One limitation of this study is that some constructs (i.e., disability identity, disability shame, and achievement drive) were measured using single items. Although this is useful for reducing participant burden and appropriate for a small pilot study such as the present study, the use of single items for constructs does limit the generalizability of the results. This study could be replicated using full measures of the construct in question to examine if and how that impacts the results. Additionally, this study could be replicated with newer measures of disability identity, such as Forber-Pratt et al.'s (2020, 2022) measure, which was not publicly available when this study was conducted. Likewise, other new measures such as the Ableist Microaggression Impact Questionnaire (Aydemir-Döke & Herbert, 2022) could be used in follow-up research to expand on the findings in the present study.

Lastly, it should be noted that the results discussed above are correlational in nature. As such, the findings do not amount to any type of causal relationship between the variables and should not be interpreted in a casual nature.

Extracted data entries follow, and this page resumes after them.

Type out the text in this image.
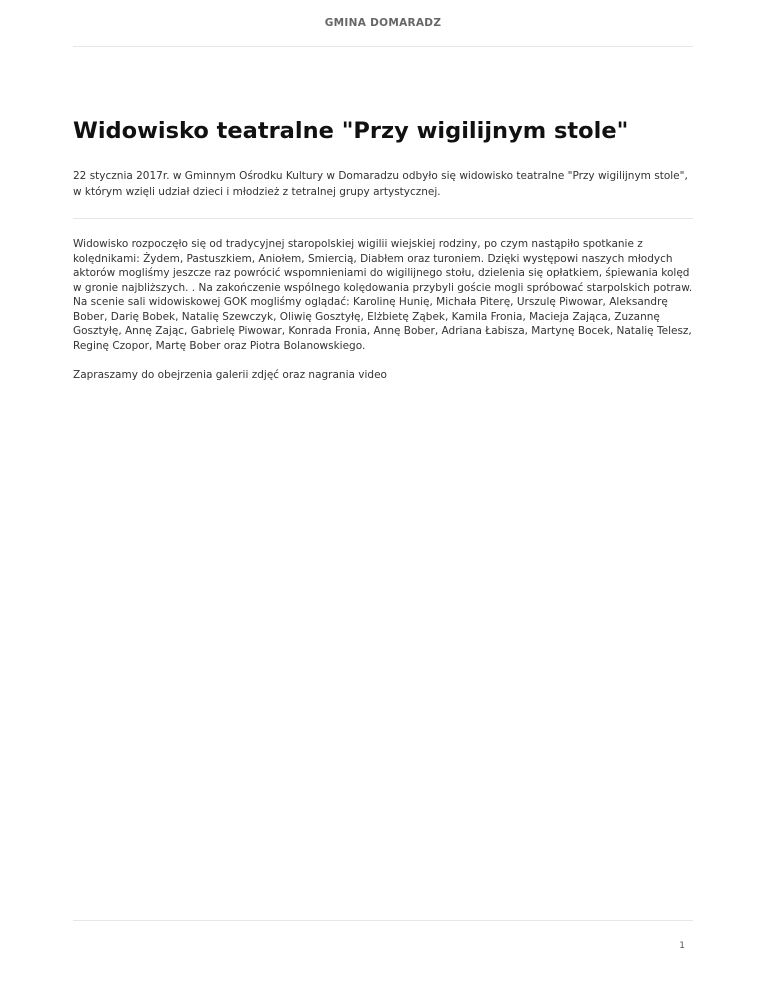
GMINA DOMARADZ
Widowisko teatralne "Przy wigilijnym stole"

22 stycznia 2017r. w Gminnym Ośrodku Kultury w Domaradzu odbyło się widowisko teatralne "Przy wigilijnym stole", w którym wzięli udział dzieci i młodzież z tetralnej grupy artystycznej.

Widowisko rozpoczęło się od tradycyjnej staropolskiej wigilii wiejskiej rodziny, po czym nastąpiło spotkanie z kolędnikami: Żydem, Pastuszkiem, Aniołem, Smiercią, Diabłem oraz turoniem. Dzięki występowi naszych młodych aktorów mogliśmy jeszcze raz powrócić wspomnieniami do wigilijnego stołu, dzielenia się opłatkiem, śpiewania kolęd w gronie najbliższych. . Na zakończenie wspólnego kolędowania przybyli goście mogli spróbować starpolskich potraw. Na scenie sali widowiskowej GOK mogliśmy oglądać: Karolinę Hunię, Michała Piterę, Urszulę Piwowar, Aleksandrę Bober, Darię Bobek, Natalię Szewczyk, Oliwię Gosztyłę, Elżbietę Ząbek, Kamila Fronia, Macieja Zająca, Zuzannę Gosztyłę, Annę Zając, Gabrielę Piwowar, Konrada Fronia, Annę Bober, Adriana Łabisza, Martynę Bocek, Natalię Telesz, Reginę Czopor, Martę Bober oraz Piotra Bolanowskiego.

Zapraszamy do obejrzenia galerii zdjęć oraz nagrania video

1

Strengths of the Present Study and Conclusions

Notwithstanding the limitations discussed above, this study has notable strengths. This study was conducted as a direct response to a gap in the rehabilitation counseling and counseling psychology literature which, up until this point, has specifically investigated intellectual capacity stigma in multi-disability populations. In addition, the study also adds to the scarce body of literature on microaggressions and their relationship to identity formation in people with disabilities. Ableist microaggressions are a prevalent issue in the lives of people with disabilities and have pronounced effects on disability identity and pride that must be addressed both clinically (Olkin, 2009) and in research. Doing so will allow rehabilitation counselors, other clinicians, and researchers to provide more effective and culturally competent services to people with disabilities and better understand their lived experiences.